Although Harris has been a staunch LGBTQ supporter since she entered politics in 2004, Biden, like nearly all American politicians at that time, did not support LGBTQ rights when elected to the Senate in 1972 the way he does today. Biden, along with the vast majority of the Senate, voted for the Defense of Marriage Act in 1996, which defined marriage in federal law as a union between one man and one woman, but by the 2010s his views had changed.
Most famously, while serving as vice president, Biden in May 2012 pre-empted the Obama administration’s official policy in support of same-sex marriage by endorsing the unions during an appearance on NBC’s «Meet the Press.»
“I am absolutely comfortable with the fact that men marrying men, women marrying women and heterosexual men and women marrying one another are entitled to the same exact rights, all the civil rights, all the civil liberties,” Biden said at the time.
Three days later, President Barack Obama endorsed same-sex marriage.
An ‘incredibly meaningful’ pick
Rep. Mark Takano, D-Calif., called Harris «well qualified and well prepared» to be vice president.
Takano, who is gay, said her selection is «incredibly meaningful to the LGBTQ community, and as a Japanese American I am also proud to have someone of Asian heritage on the ticket.»
“Senator Kamala Harris is revered in the LGBTQ community for her leadership as Attorney General during the litigation of Proposition 8 and her fervent refusal to defend an unjust law,» he said in an email. «Joe Biden selecting her as his running mate reflects the deep value that both candidates share regarding equality for LGBTQ people.»
Pete Buttigieg, the openly gay former presidential hopeful who frequently campaigned on his experience as a mayor and gay man in “Mike Pence’s Indiana,” tweeted, “It feels good to visualize the moment when Vice President Mike Pence is replaced by Vice President Kamala Harris.”
Pence and Harris have starkly different track records when it comes to LGBTQ rights, with Pence, the former Indiana governor, having signed the 2015 Religious Freedom Restoration Act, which was controversial for protecting anti-LGBTQ discrimination.
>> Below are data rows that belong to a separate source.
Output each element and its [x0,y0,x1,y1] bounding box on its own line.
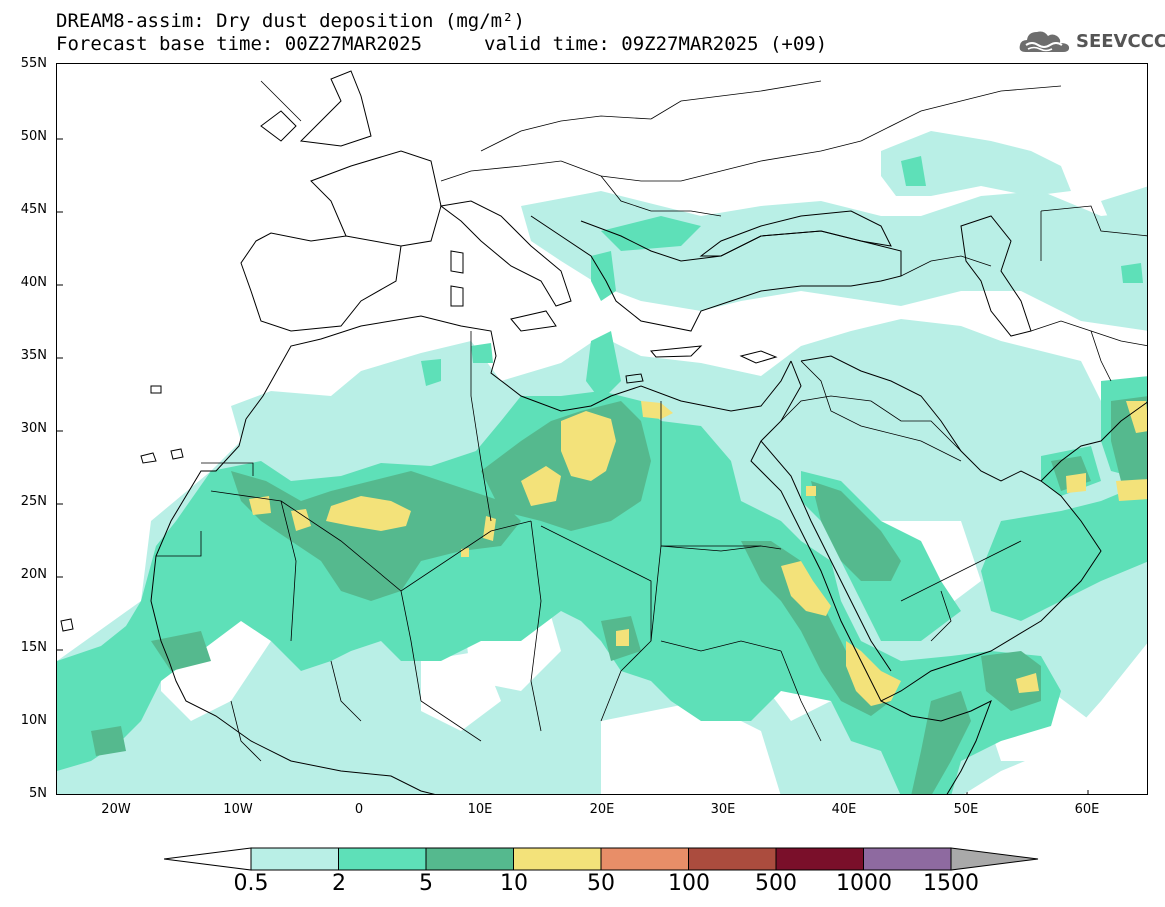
colorbar-label-50: 50 [587,871,615,896]
valid-time: valid time: 09Z27MAR2025 (+09) [484,33,828,55]
colorbar-under-triangle [163,847,252,871]
cloud-icon [1019,31,1070,52]
lat-label-15n: 15N [20,640,47,655]
lon-label-0: 0 [354,802,364,817]
lat-label-45n: 45N [20,202,47,217]
colorbar-swatch [775,847,864,871]
lon-label-10w: 10W [223,802,253,817]
colorbar-label-2: 2 [332,871,346,896]
colorbar-swatch [513,847,602,871]
colorbar-swatch [425,847,514,871]
lon-label-60e: 60E [1074,802,1100,817]
colorbar-swatch [600,847,689,871]
map-title: DREAM8-assim: Dry dust deposition (mg/m²… [56,10,525,32]
dust-map [56,63,1148,795]
country-borders [156,80,1147,762]
logo-text: SEEVCCC [1076,30,1165,52]
lon-label-30e: 30E [710,802,736,817]
colorbar-swatch [688,847,777,871]
lon-label-20e: 20E [589,802,615,817]
lat-label-5n: 5N [29,786,47,801]
lat-label-20n: 20N [20,567,47,582]
lat-label-25n: 25N [20,494,47,509]
lat-label-10n: 10N [20,713,47,728]
colorbar [163,846,1044,876]
lat-label-35n: 35N [20,348,47,363]
colorbar-label-1500: 1500 [923,871,979,896]
seevccc-logo: SEEVCCC [1018,28,1165,54]
forecast-base-time: Forecast base time: 00Z27MAR2025 [56,33,423,55]
colorbar-swatch [338,847,427,871]
colorbar-svg [163,847,1039,871]
lon-label-50e: 50E [953,802,979,817]
dust-level-10 [249,401,1147,706]
colorbar-label-100: 100 [668,871,710,896]
coastlines [60,70,1147,794]
colorbar-over-triangle [950,847,1039,871]
lat-label-50n: 50N [20,129,47,144]
colorbar-swatch [863,847,952,871]
lat-label-30n: 30N [20,421,47,436]
colorbar-label-1000: 1000 [836,871,892,896]
colorbar-label-0-5: 0.5 [233,871,269,896]
colorbar-label-5: 5 [419,871,433,896]
map-canvas [57,70,1147,794]
lat-label-55n: 55N [20,56,47,71]
lon-label-10e: 10E [467,802,493,817]
colorbar-label-10: 10 [500,871,528,896]
colorbar-label-500: 500 [755,871,797,896]
lat-label-40n: 40N [20,275,47,290]
lon-label-20w: 20W [101,802,131,817]
lon-label-40e: 40E [831,802,857,817]
colorbar-swatch [250,847,339,871]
The two are set to debate on Oct. 7.
Speaking on MSNBC’s «Morning Joe» on Monday, Chicago Mayor Lori Lightfoot, the first Black woman and first lesbian to be mayor of that city, said there’s “a tremendous level of excitement” around the selection of Harris.
“This has been a very, very difficult time for people around the country, and we need something to rally around, and I think her addition to the ticket really gives people that thread of hope that we have all been looking for,” Lightfoot said, adding that her 12-year-old daughter was “beside herself with joy.”
Not everyone across the LGBTQ spectrum, however, is applauding Biden’s choice of Harris.
Ashlee Marie Preston, a Black trans advocate who supported Sen. Elizabeth Warren of Massachusetts during the primaries, said many Democrats like her “are experiencing a flux of emotions right now” because of their view that Biden and Harris represent the “tough on crime” culture, which Preston described as particularly harmful to transgender people of color, who according to the 2015 U.S. Transgender Survey are likelier to experience police harassment, incarceration and abuse while in detention.
“This won’t be a cake walk for them,” Preston said. “We need to see that their loyalty to systems that crush vulnerable communities has been dissolved. Politicians can change, as can their policies. But we’re still waiting on proof of such evolution, or at least a straightforward conversation on the matter.”